At its core, Year Walk is a first person adventure that plays similarly to escape-the-room games: you move across different locations and solve puzzles, usually in a predetermined order. Granted, it’s not as restrictive as most of the titles in this sub-genre, but that’s what the basic gameplay consists of. The puzzles themselves are cleverly designed and not too hard. Veterans of the genre probably won’t have a lot of problems with beating the game, but they’ll still find the puzzle-solving satisfying. As for the less experienced players, Year Walk will prove to be a moderately difficult game for them. Simogo managed to avoid some (though not all) of the genre cliches, but most of you will certainly appreciate some of the more unique puzzles and their solutions featured in Year Walk. Developers obviously put a lot of effort in designing the puzzles and balancing the game’s difficulty, even though the gameplay itself is actually completely in service of the narrative, so we wouldn’t be too judging even if the game was made ridiculously easy.

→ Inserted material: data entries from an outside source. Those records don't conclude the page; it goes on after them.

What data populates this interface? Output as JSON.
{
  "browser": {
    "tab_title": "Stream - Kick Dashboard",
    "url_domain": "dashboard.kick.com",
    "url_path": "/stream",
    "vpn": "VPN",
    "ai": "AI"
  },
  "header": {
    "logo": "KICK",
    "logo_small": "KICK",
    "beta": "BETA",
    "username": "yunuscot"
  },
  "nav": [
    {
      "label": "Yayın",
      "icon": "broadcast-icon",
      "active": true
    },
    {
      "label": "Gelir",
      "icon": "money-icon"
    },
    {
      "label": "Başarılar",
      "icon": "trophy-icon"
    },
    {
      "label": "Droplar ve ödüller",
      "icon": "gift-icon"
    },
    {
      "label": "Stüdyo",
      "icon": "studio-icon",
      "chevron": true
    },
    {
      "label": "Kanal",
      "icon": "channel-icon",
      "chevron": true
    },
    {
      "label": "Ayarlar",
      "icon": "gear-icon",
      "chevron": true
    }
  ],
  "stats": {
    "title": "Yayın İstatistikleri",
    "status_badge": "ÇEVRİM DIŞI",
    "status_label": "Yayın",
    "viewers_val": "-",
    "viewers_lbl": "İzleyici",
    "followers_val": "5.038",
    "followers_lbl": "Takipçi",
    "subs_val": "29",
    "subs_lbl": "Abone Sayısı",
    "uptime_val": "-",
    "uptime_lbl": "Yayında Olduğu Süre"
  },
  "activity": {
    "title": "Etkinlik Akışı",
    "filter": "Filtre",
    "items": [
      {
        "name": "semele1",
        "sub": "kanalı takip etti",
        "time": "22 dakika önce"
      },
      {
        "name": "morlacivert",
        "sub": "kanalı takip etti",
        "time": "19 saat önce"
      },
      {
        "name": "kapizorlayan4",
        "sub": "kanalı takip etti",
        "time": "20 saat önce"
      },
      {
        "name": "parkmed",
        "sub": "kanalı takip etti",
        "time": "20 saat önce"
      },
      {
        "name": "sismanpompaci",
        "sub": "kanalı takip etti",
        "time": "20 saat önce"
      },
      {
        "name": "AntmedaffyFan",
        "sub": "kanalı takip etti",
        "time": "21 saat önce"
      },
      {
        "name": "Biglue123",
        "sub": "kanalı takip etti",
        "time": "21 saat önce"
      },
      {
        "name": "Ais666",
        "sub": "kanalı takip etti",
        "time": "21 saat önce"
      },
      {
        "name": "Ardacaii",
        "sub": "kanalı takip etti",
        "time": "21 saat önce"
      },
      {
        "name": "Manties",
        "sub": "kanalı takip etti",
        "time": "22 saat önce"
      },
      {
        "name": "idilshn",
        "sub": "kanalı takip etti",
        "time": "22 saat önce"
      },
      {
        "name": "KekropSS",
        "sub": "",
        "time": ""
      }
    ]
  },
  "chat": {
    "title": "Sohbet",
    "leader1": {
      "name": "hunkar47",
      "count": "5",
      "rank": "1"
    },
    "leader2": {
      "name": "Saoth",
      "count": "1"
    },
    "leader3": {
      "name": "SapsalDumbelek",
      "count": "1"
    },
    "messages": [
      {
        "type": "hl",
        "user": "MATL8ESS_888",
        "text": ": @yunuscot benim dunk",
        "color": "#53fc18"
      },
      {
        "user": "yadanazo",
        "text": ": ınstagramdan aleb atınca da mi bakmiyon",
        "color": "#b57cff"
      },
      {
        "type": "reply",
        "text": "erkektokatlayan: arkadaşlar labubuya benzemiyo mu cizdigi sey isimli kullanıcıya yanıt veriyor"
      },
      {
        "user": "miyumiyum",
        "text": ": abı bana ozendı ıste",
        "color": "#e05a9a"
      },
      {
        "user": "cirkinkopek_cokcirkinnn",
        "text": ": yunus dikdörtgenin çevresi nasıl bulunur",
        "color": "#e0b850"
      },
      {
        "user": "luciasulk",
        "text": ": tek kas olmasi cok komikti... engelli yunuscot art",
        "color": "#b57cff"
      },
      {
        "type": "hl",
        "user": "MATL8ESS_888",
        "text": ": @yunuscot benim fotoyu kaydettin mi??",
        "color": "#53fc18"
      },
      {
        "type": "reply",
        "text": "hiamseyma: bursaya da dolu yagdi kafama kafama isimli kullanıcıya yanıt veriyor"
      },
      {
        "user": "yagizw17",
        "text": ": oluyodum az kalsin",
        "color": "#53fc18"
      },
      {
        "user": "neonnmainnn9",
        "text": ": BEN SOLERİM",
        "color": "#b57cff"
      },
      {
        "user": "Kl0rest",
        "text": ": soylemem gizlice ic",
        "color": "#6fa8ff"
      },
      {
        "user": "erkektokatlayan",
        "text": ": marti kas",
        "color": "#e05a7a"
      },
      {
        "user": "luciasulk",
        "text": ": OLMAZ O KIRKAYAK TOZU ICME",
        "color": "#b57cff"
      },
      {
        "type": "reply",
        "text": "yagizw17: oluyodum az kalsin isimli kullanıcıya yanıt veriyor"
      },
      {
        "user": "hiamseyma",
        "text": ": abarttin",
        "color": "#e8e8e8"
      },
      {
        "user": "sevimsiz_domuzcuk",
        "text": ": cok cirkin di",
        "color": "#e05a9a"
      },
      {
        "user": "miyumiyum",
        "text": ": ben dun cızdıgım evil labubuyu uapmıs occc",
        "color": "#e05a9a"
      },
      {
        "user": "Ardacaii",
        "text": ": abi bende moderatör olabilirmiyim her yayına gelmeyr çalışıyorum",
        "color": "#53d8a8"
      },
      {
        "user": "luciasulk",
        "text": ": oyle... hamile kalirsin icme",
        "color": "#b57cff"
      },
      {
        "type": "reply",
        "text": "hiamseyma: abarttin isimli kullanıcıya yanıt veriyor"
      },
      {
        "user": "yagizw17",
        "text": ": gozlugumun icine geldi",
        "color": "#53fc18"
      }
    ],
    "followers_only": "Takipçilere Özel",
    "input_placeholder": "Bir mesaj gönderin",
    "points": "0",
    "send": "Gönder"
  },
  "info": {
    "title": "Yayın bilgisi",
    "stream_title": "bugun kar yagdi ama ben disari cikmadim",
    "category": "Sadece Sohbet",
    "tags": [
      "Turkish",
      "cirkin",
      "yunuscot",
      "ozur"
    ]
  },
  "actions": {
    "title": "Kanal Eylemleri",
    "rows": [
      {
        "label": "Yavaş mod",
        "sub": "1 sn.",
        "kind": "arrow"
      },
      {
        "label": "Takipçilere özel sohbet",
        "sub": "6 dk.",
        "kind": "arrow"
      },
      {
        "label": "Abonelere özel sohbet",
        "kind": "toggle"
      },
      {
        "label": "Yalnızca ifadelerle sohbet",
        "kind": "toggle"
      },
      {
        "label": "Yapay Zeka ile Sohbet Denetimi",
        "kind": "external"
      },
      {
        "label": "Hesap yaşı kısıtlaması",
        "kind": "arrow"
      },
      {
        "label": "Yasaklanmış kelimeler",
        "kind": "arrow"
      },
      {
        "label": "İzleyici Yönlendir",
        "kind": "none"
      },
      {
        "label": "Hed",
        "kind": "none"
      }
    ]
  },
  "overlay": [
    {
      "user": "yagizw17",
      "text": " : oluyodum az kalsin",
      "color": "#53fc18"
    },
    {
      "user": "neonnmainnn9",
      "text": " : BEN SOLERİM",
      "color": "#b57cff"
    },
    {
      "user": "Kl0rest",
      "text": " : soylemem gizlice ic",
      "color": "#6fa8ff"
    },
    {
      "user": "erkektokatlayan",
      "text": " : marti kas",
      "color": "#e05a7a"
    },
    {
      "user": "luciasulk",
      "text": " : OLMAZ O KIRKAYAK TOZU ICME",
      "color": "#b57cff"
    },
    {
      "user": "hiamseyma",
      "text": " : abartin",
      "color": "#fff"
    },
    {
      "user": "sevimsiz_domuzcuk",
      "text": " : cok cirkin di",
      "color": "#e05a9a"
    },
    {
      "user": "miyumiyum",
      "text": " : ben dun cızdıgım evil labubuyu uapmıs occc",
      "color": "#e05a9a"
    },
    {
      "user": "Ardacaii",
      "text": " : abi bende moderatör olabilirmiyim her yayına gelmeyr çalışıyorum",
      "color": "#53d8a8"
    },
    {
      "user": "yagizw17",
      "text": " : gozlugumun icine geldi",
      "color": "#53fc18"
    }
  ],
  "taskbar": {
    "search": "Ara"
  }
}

The biggest flaw of Year Walk is, in my opinion, its longevity. It can be beaten in an afternoon and although some will want to experience it again, it doesn’t have a lot of real replay value. Sure, there’s always the free Year Walk Companion app that you can read for quite some time, and quality certainly can’t be measured by hours, but it’s just that the experience of playing Year Walk was so good that I didn’t want it to end so fast. Unfortunately, it did – in about three hours. Since I already mentioned the companion app, I would suggest reading it after beating the game because although big portions of Year Walk are hard to understand without it, reading it before finishing Year Walk could spoil the experience to some degree, and trust me, you don’t want to do that. Not with this title.
Anyone even remotely serious about mobile gaming should experience Year Walk: its story, which I didn’t want to spoil even a bit in this review, its setting, the cleverly designed puzzles, the art style, the soundtrack, and the unnatural horrors it has in store for you. People are often sceptical when someone tries to describe video games as art, but Year Walk is exactly that – a small piece of art made by a very versatile developer. It won’t appeal to everyone and it probably won’t be a hit on the App Store, but that doesn’t diminish its value in the slightest. Year Walk proves that there’s more to mobile games than what you can see on the first page of the App Store (or any other store), and although it’s not the first title to do so, it’s been a while since a mobile game made me think the artistic value of video games. What more can I say than: buy it, play it… Fear it.
Graphics: 7.5 - hand-drawn, dark, and unique visuals
Sound: 7 - sound effects and soundtrack add to the setting, albeit the latter is a little short
Gameplay: 7.4 - satisfying in overall, balanced difficulty
Duration: 4 - not always relative to the overall quality of the game, but too short for my taste
Score: 7.7 - a memorable and artistic horror adventure worth playing
Genre: Horror adventure
Release date: February 21
The game score is not an average of other rated elements (since not all of them are equally important), just the reviewer’s overall opinion of the game.